Les tableaux 1 et 2 montrent comment le Québec se classe sur ces trois mesures. Au niveau du taux de participation, le Québec se classe 11/21 relativement à l’OCDE et 6/10 par rapport aux autres provinces. Bien qu’il puisse s’améliorer, ce n’est pas cet aspect qui explique l’écart de niveau de vie.
En ce qui concerne l’intensité du travail, le Québec se classe 12/21 versus l’OCDE, ce qui n’est pas mauvais, mais au dernier rang comparativement aux provinces canadiennes. Cette mesure peut être influencée par des choix personnels de désirer plus de vacances ou un emploi qui facilite la conciliation travail/famille ou des congés de maternité plus long. Ces trois éléments ne figurent pas au calcul du PIB, mais bénéficient positivement au niveau de vie. On peut aussi penser à une semaine de travail moins longue et l’utilisation moindre des heures supplémentaires.
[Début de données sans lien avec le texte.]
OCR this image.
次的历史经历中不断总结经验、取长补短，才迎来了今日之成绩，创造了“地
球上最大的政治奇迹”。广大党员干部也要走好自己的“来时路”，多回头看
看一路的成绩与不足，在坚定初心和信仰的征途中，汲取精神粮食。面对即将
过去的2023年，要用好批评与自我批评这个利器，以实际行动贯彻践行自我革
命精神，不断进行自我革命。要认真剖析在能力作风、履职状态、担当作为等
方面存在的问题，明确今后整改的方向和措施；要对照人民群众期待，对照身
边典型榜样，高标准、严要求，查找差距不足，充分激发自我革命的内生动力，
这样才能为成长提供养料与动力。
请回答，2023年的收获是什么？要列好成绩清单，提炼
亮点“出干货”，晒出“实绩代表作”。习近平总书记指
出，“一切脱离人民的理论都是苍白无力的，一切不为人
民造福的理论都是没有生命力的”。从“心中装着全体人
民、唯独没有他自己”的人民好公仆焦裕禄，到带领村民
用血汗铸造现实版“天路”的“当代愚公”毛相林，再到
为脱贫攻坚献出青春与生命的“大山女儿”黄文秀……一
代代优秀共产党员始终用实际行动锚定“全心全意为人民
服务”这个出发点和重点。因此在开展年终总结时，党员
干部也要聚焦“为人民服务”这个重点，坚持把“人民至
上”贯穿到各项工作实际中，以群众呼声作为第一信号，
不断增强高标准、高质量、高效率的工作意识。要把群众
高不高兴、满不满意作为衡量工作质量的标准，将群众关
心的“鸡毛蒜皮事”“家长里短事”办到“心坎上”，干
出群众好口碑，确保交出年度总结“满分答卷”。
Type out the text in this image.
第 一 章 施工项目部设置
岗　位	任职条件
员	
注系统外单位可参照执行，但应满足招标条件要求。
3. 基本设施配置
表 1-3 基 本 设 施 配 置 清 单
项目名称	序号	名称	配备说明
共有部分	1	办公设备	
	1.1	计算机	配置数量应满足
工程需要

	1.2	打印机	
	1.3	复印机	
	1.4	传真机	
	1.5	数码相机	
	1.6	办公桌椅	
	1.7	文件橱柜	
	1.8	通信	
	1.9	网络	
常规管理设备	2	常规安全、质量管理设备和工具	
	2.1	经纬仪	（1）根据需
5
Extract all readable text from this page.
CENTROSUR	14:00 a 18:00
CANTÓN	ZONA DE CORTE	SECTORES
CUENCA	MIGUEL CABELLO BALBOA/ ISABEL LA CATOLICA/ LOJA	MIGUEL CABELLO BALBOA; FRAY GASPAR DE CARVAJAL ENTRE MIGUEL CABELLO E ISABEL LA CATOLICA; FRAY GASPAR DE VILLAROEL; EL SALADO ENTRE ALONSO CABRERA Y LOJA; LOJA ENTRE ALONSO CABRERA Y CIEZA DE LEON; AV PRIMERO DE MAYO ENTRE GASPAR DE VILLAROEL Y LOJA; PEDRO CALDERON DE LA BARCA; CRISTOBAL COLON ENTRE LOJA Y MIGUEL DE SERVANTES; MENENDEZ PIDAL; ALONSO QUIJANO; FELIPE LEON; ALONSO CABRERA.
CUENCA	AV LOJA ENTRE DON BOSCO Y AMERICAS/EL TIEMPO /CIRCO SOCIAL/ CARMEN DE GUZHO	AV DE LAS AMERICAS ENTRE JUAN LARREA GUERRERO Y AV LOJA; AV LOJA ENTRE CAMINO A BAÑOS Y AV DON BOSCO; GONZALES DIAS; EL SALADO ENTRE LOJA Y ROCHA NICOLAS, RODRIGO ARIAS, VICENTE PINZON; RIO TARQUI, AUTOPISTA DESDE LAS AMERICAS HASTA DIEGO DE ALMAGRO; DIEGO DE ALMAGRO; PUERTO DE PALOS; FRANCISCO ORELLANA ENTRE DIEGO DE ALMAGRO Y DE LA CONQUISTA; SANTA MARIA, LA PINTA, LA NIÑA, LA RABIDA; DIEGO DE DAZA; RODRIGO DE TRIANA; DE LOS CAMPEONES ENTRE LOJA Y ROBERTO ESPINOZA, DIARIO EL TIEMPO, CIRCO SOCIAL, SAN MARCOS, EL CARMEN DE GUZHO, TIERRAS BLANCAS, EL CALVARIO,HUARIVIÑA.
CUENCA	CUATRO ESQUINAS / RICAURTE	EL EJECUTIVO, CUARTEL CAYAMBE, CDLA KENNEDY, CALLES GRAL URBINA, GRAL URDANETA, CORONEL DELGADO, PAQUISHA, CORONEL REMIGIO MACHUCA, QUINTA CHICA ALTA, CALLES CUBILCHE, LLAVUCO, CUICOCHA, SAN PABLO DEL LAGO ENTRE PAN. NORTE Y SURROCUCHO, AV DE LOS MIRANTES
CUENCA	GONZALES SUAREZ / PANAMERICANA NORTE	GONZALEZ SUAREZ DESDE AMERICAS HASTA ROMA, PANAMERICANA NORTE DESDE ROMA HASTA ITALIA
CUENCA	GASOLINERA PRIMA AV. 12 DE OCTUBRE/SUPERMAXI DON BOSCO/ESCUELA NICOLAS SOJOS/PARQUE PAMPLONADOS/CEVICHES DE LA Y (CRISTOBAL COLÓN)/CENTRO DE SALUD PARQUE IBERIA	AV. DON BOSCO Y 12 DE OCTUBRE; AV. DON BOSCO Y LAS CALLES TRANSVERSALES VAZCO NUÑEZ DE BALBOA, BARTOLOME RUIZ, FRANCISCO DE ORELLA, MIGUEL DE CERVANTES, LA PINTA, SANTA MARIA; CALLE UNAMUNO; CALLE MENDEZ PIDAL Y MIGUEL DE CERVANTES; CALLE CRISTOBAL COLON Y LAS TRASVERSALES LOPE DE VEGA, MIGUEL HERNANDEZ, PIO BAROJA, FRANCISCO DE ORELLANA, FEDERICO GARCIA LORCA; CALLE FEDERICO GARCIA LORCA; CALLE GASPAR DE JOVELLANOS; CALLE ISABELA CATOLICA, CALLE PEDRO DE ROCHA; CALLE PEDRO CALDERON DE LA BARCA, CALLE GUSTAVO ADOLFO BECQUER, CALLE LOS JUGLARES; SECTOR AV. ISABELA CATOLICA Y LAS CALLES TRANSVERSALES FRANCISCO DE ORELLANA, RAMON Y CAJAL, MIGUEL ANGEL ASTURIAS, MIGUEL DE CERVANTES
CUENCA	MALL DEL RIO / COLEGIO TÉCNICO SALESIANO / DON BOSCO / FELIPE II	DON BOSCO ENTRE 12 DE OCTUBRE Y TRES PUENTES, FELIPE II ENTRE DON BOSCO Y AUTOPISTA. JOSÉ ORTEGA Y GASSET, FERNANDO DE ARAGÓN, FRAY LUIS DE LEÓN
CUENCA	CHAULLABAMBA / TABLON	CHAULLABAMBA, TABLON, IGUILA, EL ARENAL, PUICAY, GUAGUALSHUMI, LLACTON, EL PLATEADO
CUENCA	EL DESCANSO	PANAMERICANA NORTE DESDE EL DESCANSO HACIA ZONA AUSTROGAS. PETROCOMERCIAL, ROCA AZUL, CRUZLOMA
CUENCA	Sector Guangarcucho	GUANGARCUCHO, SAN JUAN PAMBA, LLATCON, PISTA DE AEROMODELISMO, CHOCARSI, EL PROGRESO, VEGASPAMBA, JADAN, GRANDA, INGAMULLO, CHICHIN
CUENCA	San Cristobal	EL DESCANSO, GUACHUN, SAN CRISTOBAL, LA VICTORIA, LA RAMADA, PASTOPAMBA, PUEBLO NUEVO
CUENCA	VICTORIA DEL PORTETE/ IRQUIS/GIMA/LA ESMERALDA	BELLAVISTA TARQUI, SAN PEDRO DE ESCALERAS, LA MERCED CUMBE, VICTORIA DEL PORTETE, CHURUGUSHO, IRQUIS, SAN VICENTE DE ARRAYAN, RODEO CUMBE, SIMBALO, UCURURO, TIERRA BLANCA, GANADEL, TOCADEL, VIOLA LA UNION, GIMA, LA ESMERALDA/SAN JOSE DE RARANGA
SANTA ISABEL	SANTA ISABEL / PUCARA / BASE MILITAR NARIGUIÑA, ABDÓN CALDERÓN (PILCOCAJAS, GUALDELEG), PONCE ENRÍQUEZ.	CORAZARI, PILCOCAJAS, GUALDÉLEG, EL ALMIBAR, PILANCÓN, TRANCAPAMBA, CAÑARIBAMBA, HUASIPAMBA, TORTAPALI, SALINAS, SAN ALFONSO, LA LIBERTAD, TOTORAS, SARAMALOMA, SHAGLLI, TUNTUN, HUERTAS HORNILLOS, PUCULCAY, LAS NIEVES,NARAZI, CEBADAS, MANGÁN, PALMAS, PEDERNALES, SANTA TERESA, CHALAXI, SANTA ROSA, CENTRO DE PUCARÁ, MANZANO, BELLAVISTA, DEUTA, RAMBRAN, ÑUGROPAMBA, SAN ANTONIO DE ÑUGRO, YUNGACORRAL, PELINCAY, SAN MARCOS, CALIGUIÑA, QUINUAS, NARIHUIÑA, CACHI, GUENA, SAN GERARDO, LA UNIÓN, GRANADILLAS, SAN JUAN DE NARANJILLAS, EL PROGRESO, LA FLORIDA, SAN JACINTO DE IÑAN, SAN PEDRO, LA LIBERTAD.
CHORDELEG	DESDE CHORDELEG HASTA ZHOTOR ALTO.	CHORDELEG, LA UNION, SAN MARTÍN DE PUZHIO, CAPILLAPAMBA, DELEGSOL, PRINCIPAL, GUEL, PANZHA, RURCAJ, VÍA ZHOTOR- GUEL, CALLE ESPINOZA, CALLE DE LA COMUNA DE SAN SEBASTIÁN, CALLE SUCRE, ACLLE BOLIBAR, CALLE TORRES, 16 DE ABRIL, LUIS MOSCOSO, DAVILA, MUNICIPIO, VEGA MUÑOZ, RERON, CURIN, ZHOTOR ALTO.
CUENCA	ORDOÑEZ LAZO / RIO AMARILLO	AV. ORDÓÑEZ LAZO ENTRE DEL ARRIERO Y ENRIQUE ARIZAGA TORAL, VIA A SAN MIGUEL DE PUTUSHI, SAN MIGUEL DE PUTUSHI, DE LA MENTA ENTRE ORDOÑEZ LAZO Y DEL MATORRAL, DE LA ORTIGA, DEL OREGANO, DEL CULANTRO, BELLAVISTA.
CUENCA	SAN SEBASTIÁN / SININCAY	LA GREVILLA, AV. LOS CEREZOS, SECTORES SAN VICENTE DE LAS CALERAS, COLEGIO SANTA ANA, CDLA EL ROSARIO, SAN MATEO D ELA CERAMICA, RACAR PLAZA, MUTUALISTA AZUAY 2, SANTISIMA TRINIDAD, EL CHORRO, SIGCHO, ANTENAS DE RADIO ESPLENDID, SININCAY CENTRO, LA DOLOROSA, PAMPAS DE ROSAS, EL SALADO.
Le troisième élément, la productivité du travail, est selon moi le plus intéressant. Le Québec se classe 17/21 et 6/10 pour le PIB par heure travaillée. Cela signifie que pour chaque heure de travail, le travailleur moyen Québécois produit pour presque $18 de moins de valeur de biens et services que le travailleur moyen Américain, soit presque 25% de moins. Cela signifie que les Québécois occupent des emplois à plus faible niveau de compétence et/ou à plus faible valeur ajoutée et/ou disposent d’équipements moins performants.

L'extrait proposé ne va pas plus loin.